Bitcoin’s price spiked at around 1AM UTC today from $6,450 to a recent high of circa $6,850 with volumes slightly up today to about $4 billion.
It then saw a fall by around $200 starting at 2AM UTC, with it currently settled at $6,670 at the time of writing.
At 1AM UTC, the biggest futures trading platform with margins of 100x, Bitmex, went down for scheduled maintenance.
They were meant to come back online at 1:30 UTC, but they said “some users are reporting difficulty in logging in,” so they postponed it for a further five minutes.
Then they said: “Trading resumption deferred until login is stable.” To be followed by: “Login has stabilized. We encountered a large DDoS upon restarting web services. We will resume trading at 02:00 UTC.”
Price then fell at 2 UTC, but amid all this DDoS and maintenance, many traders saw their position getting called.
“The order cancelled dialog popped up, and the price kept rising and I was like oh this is good because I was already open long from 6480. However my stop buy somehow still triggered (originally at 6650) at 7130.”
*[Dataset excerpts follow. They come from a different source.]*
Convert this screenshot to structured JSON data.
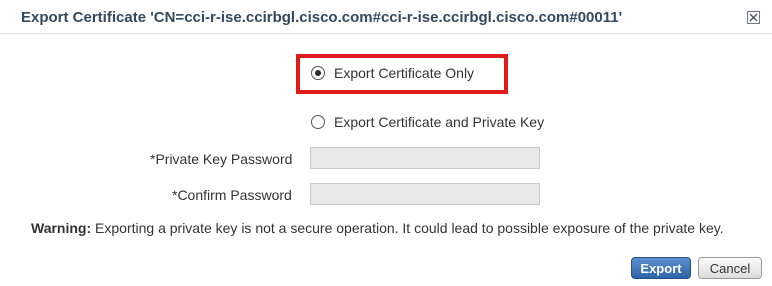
{
  "dialog": {
    "title": "Export Certificate 'CN=cci-r-ise.ccirbgl.cisco.com#cci-r-ise.ccirbgl.cisco.com#00011'"
  },
  "options": {
    "cert_only_label": "Export Certificate Only",
    "cert_and_key_label": "Export Certificate and Private Key",
    "selected": "cert_only"
  },
  "fields": {
    "private_key_password_label": "*Private Key Password",
    "confirm_password_label": "*Confirm Password",
    "private_key_password_value": "",
    "confirm_password_value": ""
  },
  "warning": {
    "prefix": "Warning:",
    "text": " Exporting a private key is not a secure operation. It could lead to possible exposure of the private key."
  },
  "buttons": {
    "export_label": "Export",
    "cancel_label": "Cancel"
  },
  "colors": {
    "highlight": "#e01b1b",
    "title": "#34495e",
    "primary_button": "#2f64a8"
  }
}
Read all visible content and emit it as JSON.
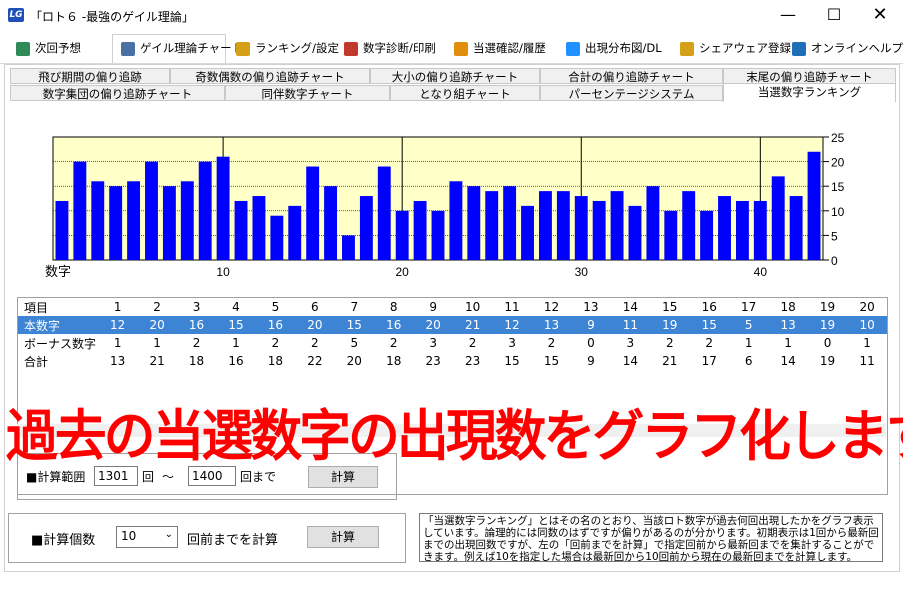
{
  "window": {
    "title": "「ロト６ -最強のゲイル理論」",
    "app_icon": "LG"
  },
  "toolbar": {
    "tabs": [
      {
        "label": "次回予想",
        "icon": "leaf-icon",
        "color": "#2e8b57"
      },
      {
        "label": "ゲイル理論チャート",
        "icon": "notebook-icon",
        "color": "#4a6fa5"
      },
      {
        "label": "ランキング/設定",
        "icon": "bar-chart-icon",
        "color": "#d4a017"
      },
      {
        "label": "数字診断/印刷",
        "icon": "gear-icon",
        "color": "#c0392b"
      },
      {
        "label": "当選確認/履歴",
        "icon": "people-icon",
        "color": "#e08e0b"
      },
      {
        "label": "出現分布図/DL",
        "icon": "document-icon",
        "color": "#1e90ff"
      },
      {
        "label": "シェアウェア登録",
        "icon": "lock-icon",
        "color": "#d4a017"
      },
      {
        "label": "オンラインヘルプ",
        "icon": "help-icon",
        "color": "#1f6fb8"
      }
    ]
  },
  "subtabs": {
    "row1": [
      "飛び期間の偏り追跡",
      "奇数偶数の偏り追跡チャート",
      "大小の偏り追跡チャート",
      "合計の偏り追跡チャート",
      "末尾の偏り追跡チャート"
    ],
    "row2": [
      "数字集団の偏り追跡チャート",
      "同伴数字チャート",
      "となり組チャート",
      "パーセンテージシステム",
      "当選数字ランキング"
    ]
  },
  "chart_data": {
    "type": "bar",
    "xlabel": "数字",
    "x_ticks": [
      10,
      20,
      30,
      40
    ],
    "y_ticks": [
      0,
      5,
      10,
      15,
      20,
      25
    ],
    "ylim": [
      0,
      25
    ],
    "categories": [
      1,
      2,
      3,
      4,
      5,
      6,
      7,
      8,
      9,
      10,
      11,
      12,
      13,
      14,
      15,
      16,
      17,
      18,
      19,
      20,
      21,
      22,
      23,
      24,
      25,
      26,
      27,
      28,
      29,
      30,
      31,
      32,
      33,
      34,
      35,
      36,
      37,
      38,
      39,
      40,
      41,
      42,
      43
    ],
    "values": [
      12,
      20,
      16,
      15,
      16,
      20,
      15,
      16,
      20,
      21,
      12,
      13,
      9,
      11,
      19,
      15,
      5,
      13,
      19,
      10,
      12,
      10,
      16,
      15,
      14,
      15,
      11,
      14,
      14,
      13,
      12,
      14,
      11,
      15,
      10,
      14,
      10,
      13,
      12,
      12,
      17,
      13,
      22
    ],
    "bar_color": "#0000ff",
    "plot_bg": "#ffffc8"
  },
  "grid": {
    "header_label": "項目",
    "columns": [
      1,
      2,
      3,
      4,
      5,
      6,
      7,
      8,
      9,
      10,
      11,
      12,
      13,
      14,
      15,
      16,
      17,
      18,
      19,
      20
    ],
    "rows": [
      {
        "label": "本数字",
        "values": [
          12,
          20,
          16,
          15,
          16,
          20,
          15,
          16,
          20,
          21,
          12,
          13,
          9,
          11,
          19,
          15,
          5,
          13,
          19,
          10
        ]
      },
      {
        "label": "ボーナス数字",
        "values": [
          1,
          1,
          2,
          1,
          2,
          2,
          5,
          2,
          3,
          2,
          3,
          2,
          0,
          3,
          2,
          2,
          1,
          1,
          0,
          1
        ]
      },
      {
        "label": "合計",
        "values": [
          13,
          21,
          18,
          16,
          18,
          22,
          20,
          18,
          23,
          23,
          15,
          15,
          9,
          14,
          21,
          17,
          6,
          14,
          19,
          11
        ]
      }
    ]
  },
  "overlay_text": "過去の当選数字の出現数をグラフ化します",
  "range_group": {
    "label": "■計算範囲",
    "from": "1301",
    "from_suffix": "回",
    "tilde": "〜",
    "to": "1400",
    "to_suffix": "回まで",
    "button": "計算"
  },
  "count_group": {
    "label": "■計算個数",
    "value": "10",
    "suffix": "回前までを計算",
    "button": "計算"
  },
  "description": "「当選数字ランキング」とはその名のとおり、当該ロト数字が過去何回出現したかをグラフ表示しています。論理的には同数のはずですが偏りがあるのが分かります。初期表示は1回から最新回までの出現回数ですが、左の「回前までを計算」で指定回前から最新回までを集計することができます。例えば10を指定した場合は最新回から10回前から現在の最新回までを計算します。"
}
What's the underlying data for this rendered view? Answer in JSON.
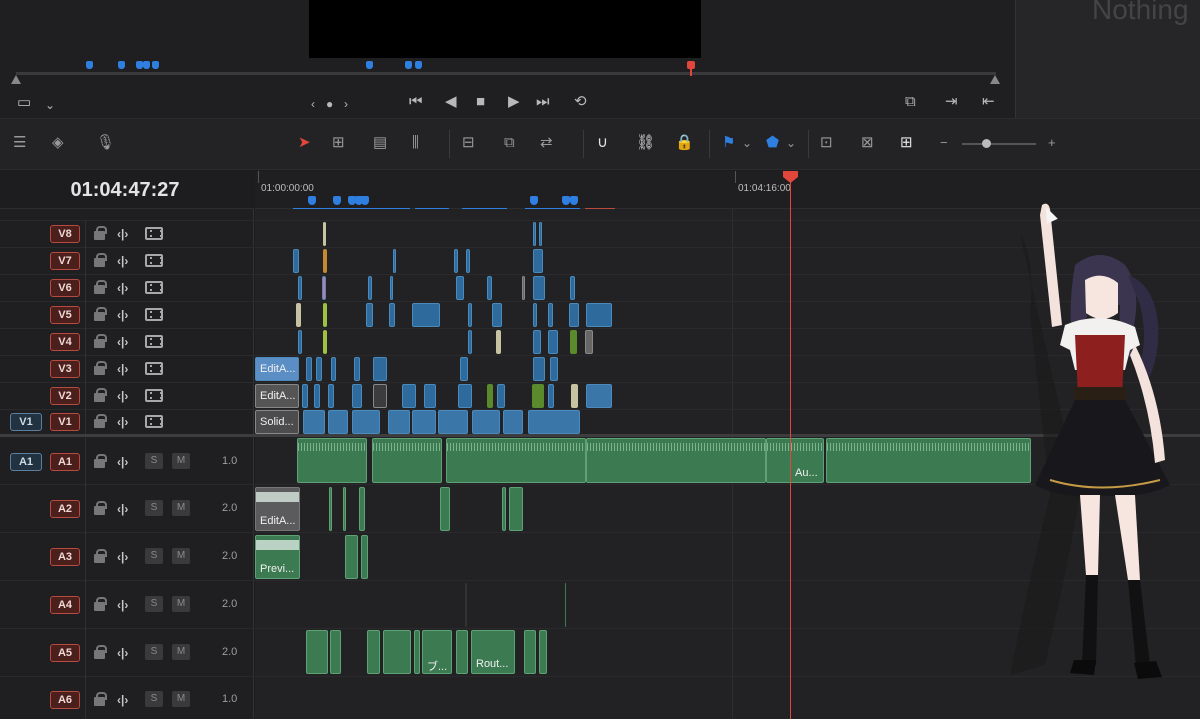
{
  "viewer": {
    "right_panel_text": "Nothing",
    "transport_icons": [
      "jog-prev-icon",
      "stop-icon",
      "play-icon",
      "jog-next-icon",
      "loop-icon"
    ]
  },
  "timecode": "01:04:47:27",
  "ruler": {
    "start_label": "01:00:00:00",
    "mid_label": "01:04:16:00"
  },
  "video_tracks": [
    {
      "label": "V8"
    },
    {
      "label": "V7"
    },
    {
      "label": "V6"
    },
    {
      "label": "V5"
    },
    {
      "label": "V4"
    },
    {
      "label": "V3"
    },
    {
      "label": "V2"
    },
    {
      "label": "V1",
      "source": "V1"
    }
  ],
  "audio_tracks": [
    {
      "label": "A1",
      "source": "A1",
      "solo": "S",
      "mute": "M",
      "volume": "1.0"
    },
    {
      "label": "A2",
      "solo": "S",
      "mute": "M",
      "volume": "2.0"
    },
    {
      "label": "A3",
      "solo": "S",
      "mute": "M",
      "volume": "2.0"
    },
    {
      "label": "A4",
      "solo": "S",
      "mute": "M",
      "volume": "2.0"
    },
    {
      "label": "A5",
      "solo": "S",
      "mute": "M",
      "volume": "2.0"
    },
    {
      "label": "A6",
      "solo": "S",
      "mute": "M",
      "volume": "1.0"
    }
  ],
  "clips": {
    "v3_first": "EditA...",
    "v2_first": "EditA...",
    "v1_first": "Solid...",
    "a1_label": "Au...",
    "a2_label": "EditA...",
    "a3_label": "Previ...",
    "a5_label1": "ブ...",
    "a5_label2": "Rout..."
  },
  "zoom": {
    "minus": "−",
    "plus": "+"
  },
  "colors": {
    "playhead": "#e0473a",
    "marker": "#2f7fe0",
    "video_clip": "#2f6a9c",
    "audio_clip": "#3c7a52"
  }
}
Bitmex apparently told him “it appears as though your buy order was not successfully cancelled.” Something which must have taken a Sherlock detective to conclude.
Hopefully they have further instructed Sherlock to see whether there was any manipulation here because it does not appear obvious at all that the price jump might have had something to do with Bitmex traders being offline and thus unable to do much about their shorts getting called.
Just as it seems like the DDoS was probably completely unrelated to logging problems or the stupendous finding that “it appears as though your buy order was not successfully cancelled.”
Furthermore, there is no reason here at all to suggest that Bitmex seems to be run by amateurs with the exchange having significant spreads and of course remaining completely unregulated.
There is now though some competition as OKEx and Huobi start gaining market share again with liquidity there being significant in addition to having no seemingly fake spreads or slippage.